Companies across Asia-Pacific face a growing list of obstacles threatening their bottom lines. From macroeconomic uncertainties to the ripple effect from struggling Western economies, these businesses continue to be challenged as stress levels reach new highs across the region.
Examining the manifold reasons causing companies to fall into distress, as well as the sectors undergoing the most restructuring exercises, sponsors Deloitte Southeast Asia, Mayer Brown JSM, and Drew & Napier, in partnership with Debtwire, held a special panel event in Singapore today titled “Searching for the Trend”.
Following the Asian financial crisis in 1997-98, noticeable progress has been made with insolvency reform across Asia-Pacific. Signs of improvement to bankruptcy laws over the past decade have been prevalent. However, mounting debt among Asian companies, most recently tested by the financial crisis in 2008, shows that corporate insolvency should remain a top priority among business and political leaders.
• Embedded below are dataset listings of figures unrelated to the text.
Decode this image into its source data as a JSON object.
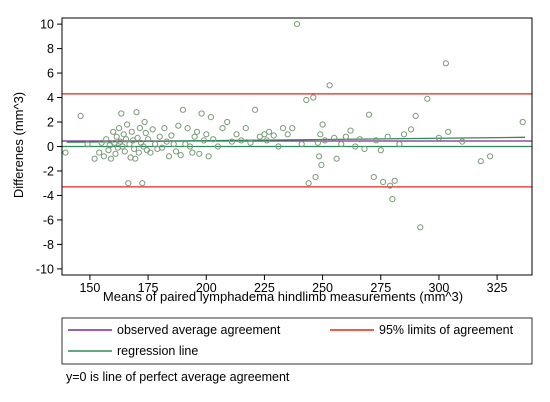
{
  "chart_data": {
    "type": "scatter",
    "title": "",
    "xlabel": "Means of paired lymphadema hindlimb measurements (mm^3)",
    "ylabel": "Differenes (mm^3)",
    "xlim": [
      138,
      340
    ],
    "ylim": [
      -10.5,
      10.5
    ],
    "x_ticks": [
      150,
      175,
      200,
      225,
      250,
      275,
      300,
      325
    ],
    "y_ticks": [
      10,
      8,
      6,
      4,
      2,
      0,
      -2,
      -4,
      -6,
      -8,
      -10
    ],
    "grid": false,
    "zero_line": {
      "y": 0,
      "color": "#2e8b57"
    },
    "observed_average_agreement": {
      "y": 0.45,
      "color": "#7b2d8e"
    },
    "limits_of_agreement": {
      "upper": 4.3,
      "lower": -3.3,
      "color": "#e8231f"
    },
    "regression_line": {
      "x": [
        140,
        337
      ],
      "y": [
        0.35,
        0.75
      ],
      "color": "#2e8b57"
    },
    "point_color": "#7a9a7a",
    "points": [
      [
        139.5,
        -0.5
      ],
      [
        146,
        2.5
      ],
      [
        149,
        0.2
      ],
      [
        152,
        -1.0
      ],
      [
        154,
        -0.5
      ],
      [
        155,
        0.3
      ],
      [
        156,
        -0.8
      ],
      [
        157,
        0.6
      ],
      [
        158,
        -0.3
      ],
      [
        158.5,
        0.1
      ],
      [
        159,
        -1.0
      ],
      [
        160,
        1.2
      ],
      [
        160.5,
        0.3
      ],
      [
        161,
        -0.6
      ],
      [
        161.5,
        0.8
      ],
      [
        162,
        -0.1
      ],
      [
        162.5,
        1.5
      ],
      [
        163,
        0.4
      ],
      [
        163.5,
        2.7
      ],
      [
        164,
        0.0
      ],
      [
        164.5,
        1.0
      ],
      [
        165,
        -0.4
      ],
      [
        165.5,
        0.6
      ],
      [
        166,
        1.8
      ],
      [
        166.5,
        -3.0
      ],
      [
        167,
        0.2
      ],
      [
        167.5,
        -0.9
      ],
      [
        168,
        1.2
      ],
      [
        168.5,
        0.5
      ],
      [
        169,
        -0.2
      ],
      [
        169.5,
        -1.0
      ],
      [
        170,
        2.8
      ],
      [
        170.5,
        0.7
      ],
      [
        171,
        -0.5
      ],
      [
        171.5,
        1.5
      ],
      [
        172,
        0.3
      ],
      [
        172.5,
        -3.0
      ],
      [
        173,
        0.0
      ],
      [
        173.5,
        2.0
      ],
      [
        174,
        1.1
      ],
      [
        174.5,
        -0.3
      ],
      [
        175,
        0.6
      ],
      [
        176,
        -0.5
      ],
      [
        177,
        1.4
      ],
      [
        178,
        0.2
      ],
      [
        179,
        -0.2
      ],
      [
        180,
        0.8
      ],
      [
        181,
        -0.1
      ],
      [
        182,
        1.5
      ],
      [
        183,
        0.4
      ],
      [
        184,
        -0.8
      ],
      [
        185,
        0.9
      ],
      [
        186,
        0.2
      ],
      [
        187,
        -0.4
      ],
      [
        188,
        1.7
      ],
      [
        189,
        -0.7
      ],
      [
        190,
        3.0
      ],
      [
        191,
        0.2
      ],
      [
        192,
        1.5
      ],
      [
        193,
        0.0
      ],
      [
        194,
        -0.5
      ],
      [
        195,
        0.8
      ],
      [
        196,
        1.2
      ],
      [
        197,
        -0.6
      ],
      [
        198,
        2.7
      ],
      [
        199,
        0.5
      ],
      [
        200,
        1.0
      ],
      [
        201,
        -0.8
      ],
      [
        202,
        2.4
      ],
      [
        203,
        0.6
      ],
      [
        205,
        0.0
      ],
      [
        207,
        1.5
      ],
      [
        209,
        2.0
      ],
      [
        211,
        0.4
      ],
      [
        213,
        1.0
      ],
      [
        215,
        0.5
      ],
      [
        217,
        1.5
      ],
      [
        219,
        0.3
      ],
      [
        221,
        3.0
      ],
      [
        223,
        0.8
      ],
      [
        225,
        1.0
      ],
      [
        226,
        0.5
      ],
      [
        227,
        1.2
      ],
      [
        229,
        0.9
      ],
      [
        231,
        0.0
      ],
      [
        233,
        1.5
      ],
      [
        235,
        1.0
      ],
      [
        237,
        1.5
      ],
      [
        239,
        10.0
      ],
      [
        241,
        0.2
      ],
      [
        243,
        3.8
      ],
      [
        244,
        -3.0
      ],
      [
        246,
        4.0
      ],
      [
        247,
        -2.5
      ],
      [
        248,
        0.3
      ],
      [
        248.5,
        -0.8
      ],
      [
        249,
        1.0
      ],
      [
        249.5,
        -1.5
      ],
      [
        250,
        1.8
      ],
      [
        251,
        0.5
      ],
      [
        253,
        5.0
      ],
      [
        255,
        0.7
      ],
      [
        256,
        -1.0
      ],
      [
        258,
        0.2
      ],
      [
        260,
        0.8
      ],
      [
        262,
        1.3
      ],
      [
        264,
        0.0
      ],
      [
        266,
        0.6
      ],
      [
        268,
        -0.2
      ],
      [
        270,
        2.6
      ],
      [
        272,
        -2.5
      ],
      [
        273,
        0.5
      ],
      [
        275,
        -0.3
      ],
      [
        276,
        -2.9
      ],
      [
        278,
        0.8
      ],
      [
        279,
        -3.2
      ],
      [
        280,
        -4.3
      ],
      [
        281,
        -2.8
      ],
      [
        283,
        0.2
      ],
      [
        285,
        1.0
      ],
      [
        288,
        1.4
      ],
      [
        290,
        2.5
      ],
      [
        292,
        -6.6
      ],
      [
        295,
        3.9
      ],
      [
        300,
        0.7
      ],
      [
        303,
        6.8
      ],
      [
        304,
        1.2
      ],
      [
        310,
        0.4
      ],
      [
        318,
        -1.2
      ],
      [
        322,
        -0.8
      ],
      [
        336,
        2.0
      ]
    ],
    "legend": [
      {
        "label": "observed average agreement",
        "color": "#7b2d8e"
      },
      {
        "label": "95% limits of agreement",
        "color": "#e8231f"
      },
      {
        "label": "regression line",
        "color": "#2e8b57"
      }
    ],
    "note": "y=0 is line of perfect average agreement"
  }
}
This trend is especially true among shipping companies across the region as shipbuilders and freight operators scramble to renegotiate with creditors. The industry fell into distress as vessels ordered during a peak in the shipping market in 2007 began arriving in the wake of the global financial crisis in 2008. Indonesian PT Berlian Laju exemplified this trend: the company had accumulated US$1.9bn in debt from a massive expansion campaign to its fleet and operations prior to the global downturn. A deal was reached between the shipping company and creditors, averting what would have been one of the largest bankruptcies in Indonesia in recent years.
“Restructuring exercises like Berlian Laju and Arpeni show that cross jurisdictional restructuring plans can work effectively within the context of an Indonesian insolvency process if managed correctly and especially where the conditions are right,” says Sushil Nair, Co-Head of the Restructuring team at Drew & Napier LLC.
Increasingly, the US, UK and Singapore courts have been used for scheme or arrangements. This has been a generally positive development. In certain cases though, a Chapter 11 filing can have certain consequences for creditors as in Today Makes Tomorrow’s recent Chapter 11 filing.
According to Robert Schmitz, Managing Director, Debt Advisory & Restructuring Services, Deloitte Southeast Asia, “since the 1998 crisis, Asia’s bankruptcy laws and its judiciaries have been evolving – a very short space of time considering that US bankruptcy law has had a 225 year-life. The progress has been noticeable in this region; rule of law transforms with culture, legislation, treaties, training, practices and good precedents. At Deloitte, we have tried to make a contribution to the later three: training, practices and good precedents.”
As companies continue to fall into distress due to weakening commodity prices, uncertainties over US Federal policy and a rapid exit of international investors from emerging markets, special situations funds have begun to explore new opportunities in the region with increasing interest. This in turn is creating the need to re-examine the framework for restructurings across Asia.
“Asian companies seeking protection with an aim to restructure their affairs are increasingly using the U.S. Chapter 11 route, Vinashin demonstrates that schemes may challenge Chapter 11 as a global restructuring option,” says John Marsden, Partner and Firm Practice Leader in Restructuring, Bankruptcy and Insolvency at Mayer Brown JSM.
In the rest of Southeast Asia, special situations are also increasing with recent restructurings showing both the opportunities and problems of doing business in these jurisdictions.
“The applications of laws in Malaysia, Indonesian, Singapore and perhaps the Philippines have become more balanced in the past half-decade such that courts cannot be easily labeled as being either creditor or debtor friendly. Thailand has institutionalized insolvency practices such as “a Planner” that approximate Singapore’s judicial management. In contrast, Vietnam’s insolvency regime is largely untested,” Schmitz notes.
“Singapore is increasingly placing itself as a jurisdiction that can work concurrently and effectively with regional restructuring efforts,” says Nair.